Your team enabled full source maps on the production bundle so on-call can debug live errors, and a security reviewer flagged it. How do you weigh the observability benefit against the security concern, and what would you actually ship?
technical-conceptual · Senior level · software-engineering
What the interviewer is really asking
Assesses whether the candidate can navigate a real build-configuration trade-off between debuggability and exposure, landing on a concrete configuration rather than an absolute yes/no.
What to say
- State the genuine value: source maps map minified stack traces back to readable code, so production errors in your monitoring tool are actionable instead of pointing at column 4 of a minified line.
- State the exposure: publicly served maps hand anyone your original source, folder structure, comments, internal API shapes, and feature flags, which has caused real incidents when .map files leaked.
- Propose the practical middle ground: generate hidden source maps (no inline comment in the bundle) and upload them privately to the error-monitoring service or restrict them behind auth, so on-call gets readable traces while the public never downloads the maps, and consider stripping embedded source content.
What to avoid
- Treating it as binary: either ship full public maps or have no maps and lose all production debuggability.
- Assuming 'hidden' source maps are safe to deploy to a public directory, when attackers can still guess and fetch the .map filename unless access is blocked.
- Dismissing the security concern as paranoia, or conversely dismissing the on-call need without offering an alternative.
Example answers
Strong: Both sides are right, so I wouldn't pick one.
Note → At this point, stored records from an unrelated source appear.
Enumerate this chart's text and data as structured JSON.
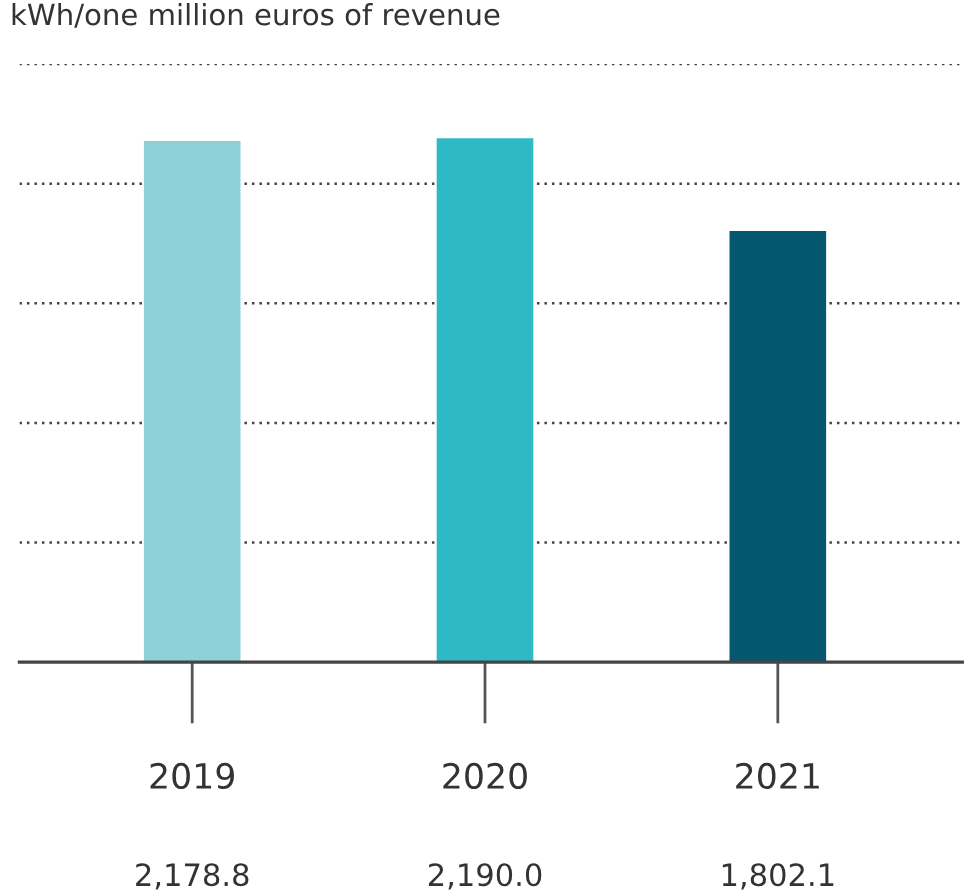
{
  "chart_data": {
    "type": "bar",
    "ylabel": "kWh/one million euros of revenue",
    "categories": [
      "2019",
      "2020",
      "2021"
    ],
    "values": [
      2178.8,
      2190.0,
      1802.1
    ],
    "colors": [
      "#8dd0d6",
      "#2fb9c6",
      "#03576e"
    ],
    "value_labels": [
      "2,178.8",
      "2,190.0",
      "1,802.1"
    ],
    "ylim": [
      0,
      2500
    ],
    "yticks": [
      {
        "value": 0,
        "label": null
      },
      {
        "value": 500,
        "label": null
      },
      {
        "value": 1000,
        "label": null
      },
      {
        "value": 1500,
        "label": null
      },
      {
        "value": 2000,
        "label": null
      },
      {
        "value": 2500,
        "label": null
      }
    ],
    "grid": "y",
    "legend": false,
    "tick_labels": "x"
  }
}
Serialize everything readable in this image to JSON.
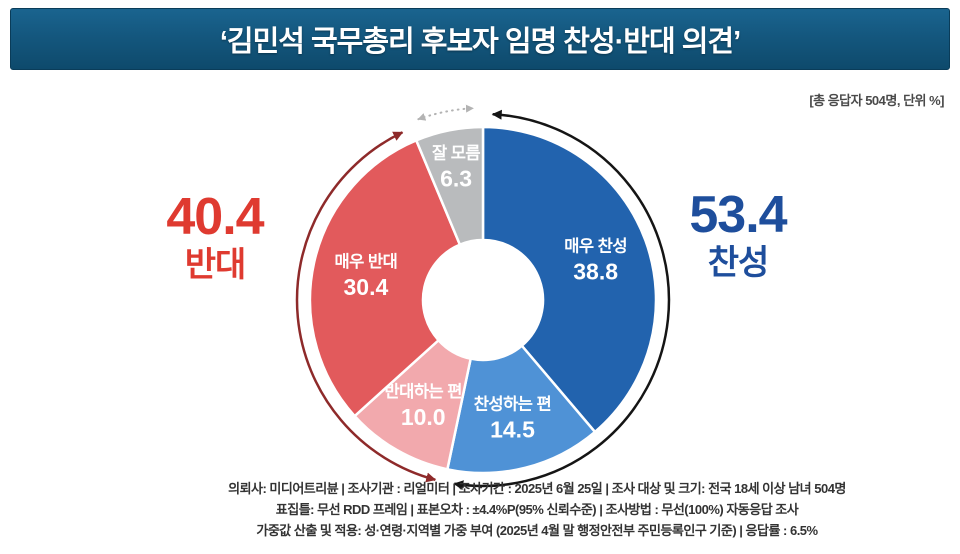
{
  "header": {
    "title": "‘김민석 국무총리 후보자 임명 찬성·반대 의견’"
  },
  "note": "[총 응답자 504명, 단위 %]",
  "summary": {
    "oppose": {
      "value": "40.4",
      "label": "반대"
    },
    "favor": {
      "value": "53.4",
      "label": "찬성"
    }
  },
  "chart_data": {
    "type": "pie",
    "subtype": "donut",
    "title": "김민석 국무총리 후보자 임명 찬성·반대 의견",
    "unit": "%",
    "start": "top-clockwise",
    "segments": [
      {
        "label": "매우 찬성",
        "value": 38.8,
        "color": "#2263ae",
        "group": "찬성"
      },
      {
        "label": "찬성하는 편",
        "value": 14.5,
        "color": "#4f92d6",
        "group": "찬성"
      },
      {
        "label": "반대하는 편",
        "value": 10.0,
        "color": "#f2a9ad",
        "group": "반대"
      },
      {
        "label": "매우 반대",
        "value": 30.4,
        "color": "#e25a5c",
        "group": "반대"
      },
      {
        "label": "잘 모름",
        "value": 6.3,
        "color": "#b9bbbd",
        "group": "잘 모름"
      }
    ],
    "group_totals": {
      "찬성": 53.4,
      "반대": 40.4,
      "잘 모름": 6.3
    },
    "group_arcs": [
      {
        "group": "찬성",
        "color": "#151515",
        "style": "solid"
      },
      {
        "group": "반대",
        "color": "#8e2a2a",
        "style": "solid"
      },
      {
        "group": "잘 모름",
        "color": "#b3b3b3",
        "style": "dashed"
      }
    ],
    "colors": {
      "favor_total": "#1e4e9c",
      "oppose_total": "#df3a30",
      "banner_bg": "#14577e"
    }
  },
  "footer": {
    "lines": [
      "의뢰사: 미디어트리뷴 | 조사기관 : 리얼미터 | 조사기간 : 2025년 6월 25일 | 조사 대상 및 크기: 전국 18세 이상 남녀 504명",
      "표집틀: 무선 RDD 프레임 | 표본오차 : ±4.4%P(95% 신뢰수준) | 조사방법 : 무선(100%) 자동응답 조사",
      "가중값 산출 및 적용: 성·연령·지역별 가중 부여 (2025년 4월 말 행정안전부 주민등록인구 기준) | 응답률 : 6.5%"
    ]
  }
}
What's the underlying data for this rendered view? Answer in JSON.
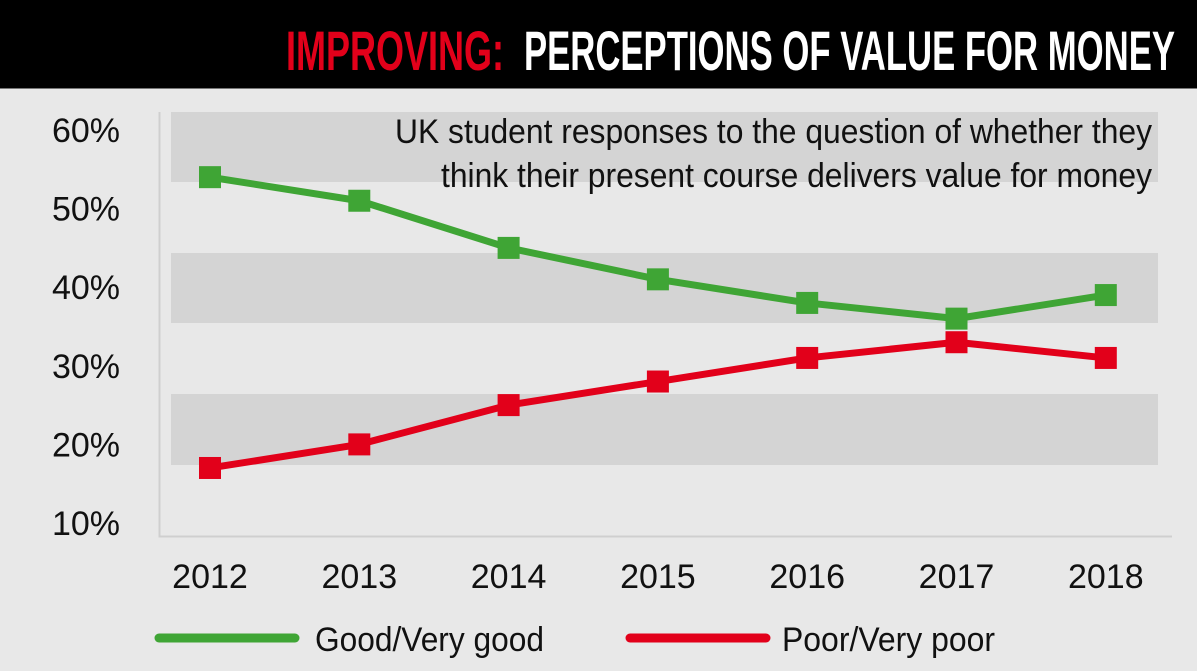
{
  "chart_data": {
    "type": "line",
    "title_highlight": "IMPROVING:",
    "title": "PERCEPTIONS OF VALUE FOR MONEY",
    "subtitle_lines": [
      "UK student responses to the question of whether they",
      "think their present course delivers value for money"
    ],
    "xlabel": "",
    "ylabel": "",
    "x": [
      "2012",
      "2013",
      "2014",
      "2015",
      "2016",
      "2017",
      "2018"
    ],
    "y_ticks": [
      "60%",
      "50%",
      "40%",
      "30%",
      "20%",
      "10%"
    ],
    "ylim": [
      10,
      60
    ],
    "grid": "alternating bands",
    "legend_position": "bottom",
    "series": [
      {
        "name": "Good/Very good",
        "color": "#3fa535",
        "values": [
          54,
          51,
          45,
          41,
          38,
          36,
          39
        ]
      },
      {
        "name": "Poor/Very poor",
        "color": "#e2001a",
        "values": [
          17,
          20,
          25,
          28,
          31,
          33,
          31
        ]
      }
    ]
  },
  "colors": {
    "header_bg": "#000000",
    "highlight": "#e2001a",
    "title": "#ffffff",
    "background": "#e8e8e8",
    "band": "#d4d4d4"
  }
}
Source maps make our error tool show real stack traces, which on-call genuinely needs. But serving them publicly exposes our whole source, and that's bitten companies when a stray .map file leaked. I'd generate hidden source maps so there's no comment pointing the browser at them, upload them privately to our monitoring provider, and make sure the build never deploys .map files to the public bucket so they can't be guessed and fetched.
Weak: Source maps are needed for debugging in production, so we should just keep them on. If security is worried we can revisit later, but on-call comes first and a leaked map isn't that big a deal.